Northern, wow...yea, if it ever snowed like that where I live it would be total chaos. Heck, if we even get like a quarter inch of rain people seem to forget how to drive, let alone in the snow.


----------



## Nchaunting (Sep 13, 2007)

They make a snow machine I saw one the other day on a site for like $50 bucks


----------



## SkullAndBone (Sep 21, 2005)

How about skipping the large snow on the ground thing, and switch to one of those DJ snow machines with small, easy to make, patches of snow.


----------



## Sickie Ickie (Jun 20, 2006)

cost on that skull and bone?


----------



## SkullAndBone (Sep 21, 2005)

Sickie Ickie said:


> cost on that skull and bone?


129 on ebay
http://cgi.ebay.com/American-DJ-Sno...ryZ29943QQssPageNameZWDVWQQrdZ1QQcmdZViewItem

Keep in mind, they don't make piles of snow, they just keep a few flakes floating around in the air.
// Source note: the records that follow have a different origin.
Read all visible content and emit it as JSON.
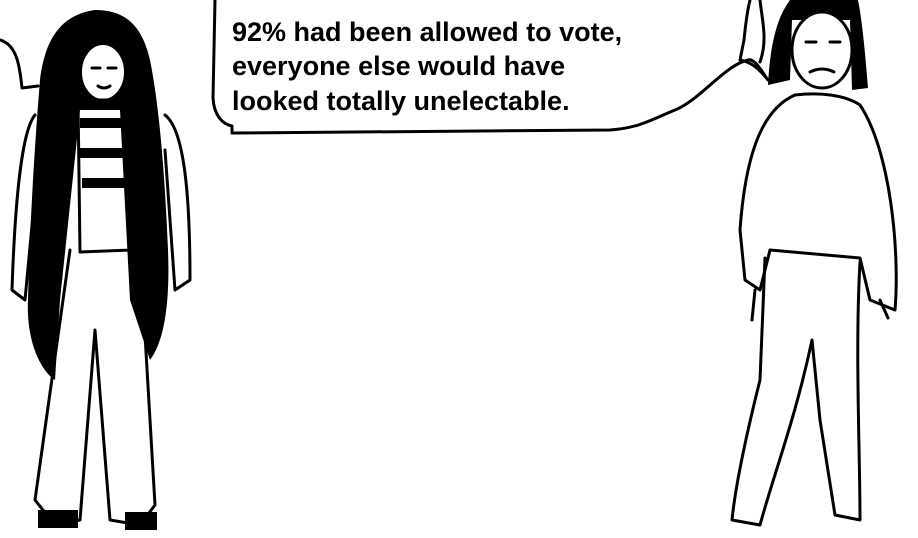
{
  "speech_bubble": {
    "lines": [
      "92% had been allowed to vote,",
      "everyone else would have",
      "looked totally unelectable."
    ]
  }
}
I have seen one working at a Santa's house. It was pretty cool, I think you would need a fan to spread the flakes around in the air a little better. On it's own, the flakes kinda landed in a 7foot by 7 foot area.


----------



## GPSaxophone (Sep 6, 2007)

frstvamp1r said:


> Skeleton, actually I'm not doing that theme, just A) thought I would make a cold, snowy cemetery (yea I know October doesn't equal snow) but who said we all had to follow set rules, and B) why not make a christmas-y cemetery when December comes, you know, tombstones with christmas lights on them.


Whaddaya mean October doesn't equal snow?


----------